Jared took my jaws gently into his hands, and he looked straight into my eyes. “Nina, of course not. How could you even think that?”
“Because I don’t know how I feel about me, now.”
Jared put his lips on mine, and then he pulled me to him. It was my father’s last secret, the last thing Jared had tried to keep from hurting me. But, now that it was in the open, everything made perfect sense. I could never quite fit the pieces together until now.
Still, I felt…the only way to describe it was that I felt dirty. After all of that, we were no closer to an answer than when we’d arrived. “Is that what Uriel meant when he said ‘monsters’? What will the baby be?”
“Our baby. Bean will be our baby, nothing more. You know what you need?” he said with a small smile.
“What’s that?” I said, wiping the delicate skin under my eyes.
“The comfort of experience.” Jared tugged on my hand. “Let’s invite Lillian to dinner.”
Father Francis held out his hand. “We’re not finished, are we?”
Jared frowned. “The answers aren’t in those books. I don’t know what else to do.”
“The answer is always in this book,” Father Francis said, holding his Bible in his hands. He held it to his chest. “We’ve just missed something.”
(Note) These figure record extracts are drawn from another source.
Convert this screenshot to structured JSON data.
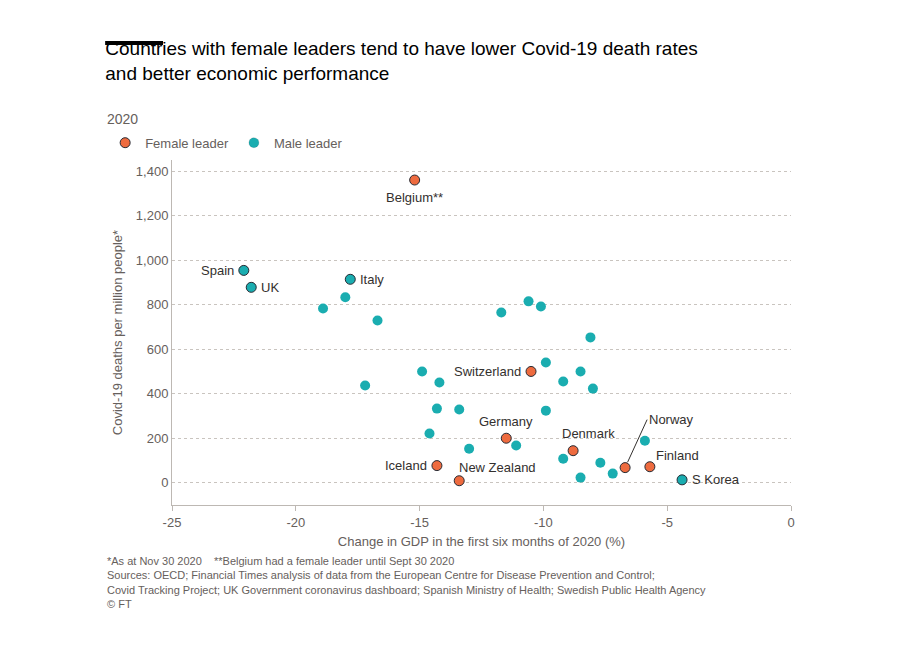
{
  "chart_data": {
    "type": "scatter",
    "title": "Countries with female leaders tend to have lower Covid-19 death rates and better economic performance",
    "subtitle": "2020",
    "x_label": "Change in GDP in the first six months of 2020 (%)",
    "y_label": "Covid-19 deaths per million people*",
    "notes": [
      "*As at Nov 30 2020    **Belgium had a female leader until Sept 30 2020",
      "Sources: OECD; Financial Times analysis of data from the European Centre for Disease Prevention and Control;",
      "Covid Tracking Project; UK Government coronavirus dashboard; Spanish Ministry of Health; Swedish Public Health Agency",
      "© FT"
    ],
    "series": [
      {
        "name": "Female leader",
        "color": "#ee6b3f",
        "marker": "circle",
        "x": [
          -15.2,
          -10.5,
          -11.5,
          -8.8,
          -6.7,
          -5.7,
          -14.3,
          -13.4
        ],
        "y": [
          1360,
          500,
          200,
          144,
          68,
          72,
          77,
          9
        ],
        "labels": [
          "Belgium**",
          "Switzerland",
          "Germany",
          "Denmark",
          "Norway",
          "Finland",
          "Iceland",
          "New Zealand"
        ]
      },
      {
        "name": "Male leader",
        "color": "#1aadb0",
        "marker": "circle",
        "x": [
          -22.1,
          -21.8,
          -17.8,
          -4.4,
          -18.9,
          -18.0,
          -16.7,
          -17.2,
          -14.9,
          -14.2,
          -14.3,
          -14.6,
          -13.4,
          -13.0,
          -11.7,
          -11.1,
          -10.6,
          -10.1,
          -9.9,
          -9.9,
          -9.2,
          -8.5,
          -8.1,
          -8.0,
          -9.2,
          -7.7,
          -7.2,
          -8.5,
          -5.9
        ],
        "y": [
          954,
          878,
          914,
          13,
          783,
          833,
          729,
          437,
          500,
          450,
          333,
          221,
          329,
          153,
          765,
          167,
          815,
          792,
          540,
          324,
          455,
          500,
          653,
          423,
          108,
          90,
          41,
          23,
          189
        ],
        "labels": [
          "Spain",
          "UK",
          "Italy",
          "S Korea",
          null,
          null,
          null,
          null,
          null,
          null,
          null,
          null,
          null,
          null,
          null,
          null,
          null,
          null,
          null,
          null,
          null,
          null,
          null,
          null,
          null,
          null,
          null,
          null,
          null
        ]
      }
    ],
    "xlim": [
      -25,
      0
    ],
    "xticks": [
      -25,
      -20,
      -15,
      -10,
      -5,
      0
    ],
    "ylim": [
      -100,
      1450
    ],
    "yticks": [
      0,
      200,
      400,
      600,
      800,
      {
        "value": 1000,
        "label": "1,000"
      },
      {
        "value": 1200,
        "label": "1,200"
      },
      {
        "value": 1400,
        "label": "1,400"
      }
    ],
    "grid": true,
    "legend": "top-left"
  }
}
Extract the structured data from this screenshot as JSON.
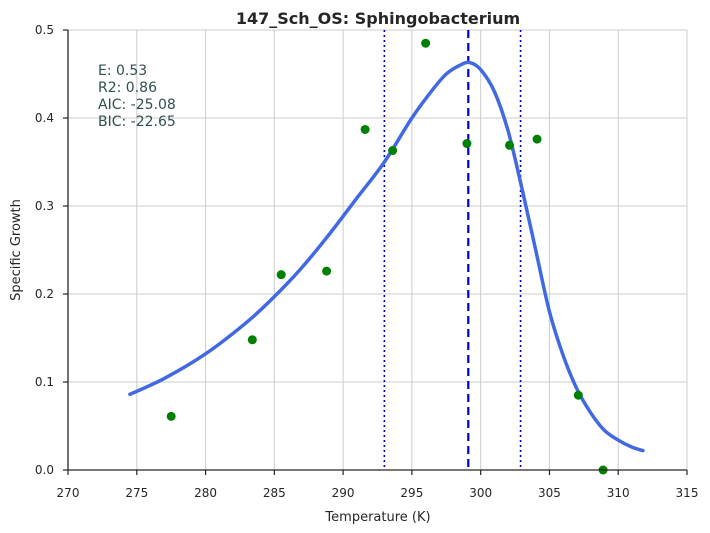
{
  "chart_data": {
    "type": "scatter",
    "title": "147_Sch_OS: Sphingobacterium",
    "xlabel": "Temperature (K)",
    "ylabel": "Specific Growth",
    "xlim": [
      270,
      315
    ],
    "ylim": [
      0,
      0.5
    ],
    "xticks": [
      270,
      275,
      280,
      285,
      290,
      295,
      300,
      305,
      310,
      315
    ],
    "yticks": [
      0.0,
      0.1,
      0.2,
      0.3,
      0.4,
      0.5
    ],
    "xtick_labels": [
      "270",
      "275",
      "280",
      "285",
      "290",
      "295",
      "300",
      "305",
      "310",
      "315"
    ],
    "ytick_labels": [
      "0.0",
      "0.1",
      "0.2",
      "0.3",
      "0.4",
      "0.5"
    ],
    "grid": true,
    "annotations": [
      "E:  0.53",
      "R2:  0.86",
      "AIC: -25.08",
      "BIC: -22.65"
    ],
    "points": {
      "color": "#008000",
      "x": [
        277.5,
        283.4,
        285.5,
        288.8,
        291.6,
        293.6,
        296.0,
        299.0,
        302.1,
        304.1,
        307.1,
        308.9
      ],
      "y": [
        0.061,
        0.148,
        0.222,
        0.226,
        0.387,
        0.363,
        0.485,
        0.371,
        0.369,
        0.376,
        0.085,
        0.0
      ]
    },
    "fit_curve": {
      "color": "#4169e1",
      "x": [
        274.5,
        277,
        280,
        283,
        285,
        287,
        289,
        291,
        293,
        295,
        296.5,
        297.5,
        298.5,
        299.2,
        300,
        301,
        302,
        303,
        304,
        305,
        306,
        307,
        308,
        309,
        310,
        311,
        311.8
      ],
      "y": [
        0.086,
        0.104,
        0.132,
        0.168,
        0.197,
        0.23,
        0.268,
        0.309,
        0.35,
        0.4,
        0.432,
        0.45,
        0.46,
        0.463,
        0.455,
        0.43,
        0.385,
        0.32,
        0.25,
        0.18,
        0.13,
        0.092,
        0.065,
        0.045,
        0.034,
        0.026,
        0.022
      ]
    },
    "vlines": [
      {
        "x": 299.1,
        "style": "dashed",
        "color": "#0000cd"
      },
      {
        "x": 293.0,
        "style": "dotted",
        "color": "#0000cd"
      },
      {
        "x": 302.9,
        "style": "dotted",
        "color": "#0000cd"
      }
    ]
  }
}
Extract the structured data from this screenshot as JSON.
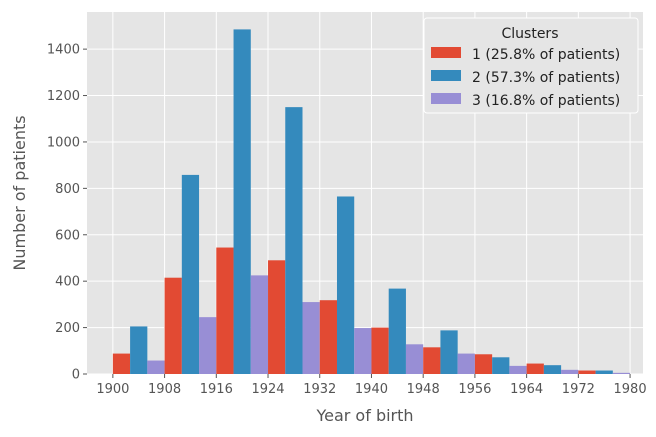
{
  "chart_data": {
    "type": "bar",
    "xlabel": "Year of birth",
    "ylabel": "Number of patients",
    "xlim": [
      1896,
      1982
    ],
    "ylim": [
      0,
      1560
    ],
    "x_ticks": [
      1900,
      1908,
      1916,
      1924,
      1932,
      1940,
      1948,
      1956,
      1964,
      1972,
      1980
    ],
    "y_ticks": [
      0,
      200,
      400,
      600,
      800,
      1000,
      1200,
      1400
    ],
    "grid": true,
    "legend": {
      "title": "Clusters",
      "placement": "top-right"
    },
    "bin_starts": [
      1900,
      1908,
      1916,
      1924,
      1932,
      1940,
      1948,
      1956,
      1964,
      1972
    ],
    "bin_width": 8,
    "series": [
      {
        "name": "1 (25.8% of patients)",
        "color": "#E24A33",
        "values": [
          88,
          415,
          545,
          490,
          318,
          200,
          115,
          85,
          45,
          15
        ]
      },
      {
        "name": "2 (57.3% of patients)",
        "color": "#348ABD",
        "values": [
          205,
          858,
          1485,
          1150,
          765,
          368,
          188,
          72,
          38,
          15
        ]
      },
      {
        "name": "3 (16.8% of patients)",
        "color": "#988ED5",
        "values": [
          58,
          245,
          425,
          310,
          198,
          128,
          88,
          35,
          18,
          5
        ]
      }
    ]
  }
}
“We haven’t missed anything. I had hoped He would lead you to the answer, Father, but He hasn’t so much as whispered in your ear.”
Jared’s words sent my mind spinning. Had we missed something? Had the answer been in front of us all along? I clicked through each idea and passage of scripture I’d heard them discuss like channels in my mind. I kept coming back to Shax’s book, and returning it to Jerusalem.
“Maybe it’s not in my ear he’s whispering?” The priest said.
Jared waved him away. “Nina’s exhausted and hungry. It’s clouding my thoughts. All I can think about is that damn book and returning it so Shax can’t get to it and we can concentrate on keeping Nina safe.”
“Wait, what?” I said, stunned.
“I have the Jerusalem trip on my mind. I can’t focus on anything else. It’s maddening.”
“He’s whispering,” I said.
Jared raised an eyebrow. “What?”
Father Francis nodded, and hobbled to where we stood. “She’s right.”
I gripped Jared’s shirt. “The Sepulchre. The only place they aren’t allowed to desecrate. The one place the book is safe from Hell’s hands.”
Jared’s eyes lit up like twin fires. “We can keep you safe there.”
Chapter Nine
Due
Bex finished the last place setting, and then returned to the kitchen. Lillian sat happily at one end of my mother’s long, imported table, Cynthia not so happily at the other. I waited anxiously with them, shifting uncomfortably in my seat. Almost to a beat, Cynthia would shoot me glances of disapproval. She hated it when I fidgeted, but now that I was married, she felt it impolite to mother me. Bex and Jared worked furiously in the kitchen, their laughter and conversation filtering to the formal dining room along with the delicious smells of savory herbs.
Bex appeared again with a basket of hot dinner rolls and a butter dish. His eyes darted to the empty doorway, and then back to the table. “It’s about time.”
The front door opened, and then I heard Claire grumbling under her breath. She and Ryan made their way to the table like summer and winter—Ryan was all smiles, and Claire sported her usual scowl.
Bex brought in a pot of steamed vegetables in one hand, and a bowl of rice in the other. Ryan pulled out Claire’s chair and then clapped his hands, rubbing them together.
“I can help,” he said.
Bex nodded once toward the kitchen. “Just pick something and bring it out to the table.” He pulled off his apron and took a seat next to his mother.
“I think you should leave it on,” Claire said. “Pink pinstripes look good on you.”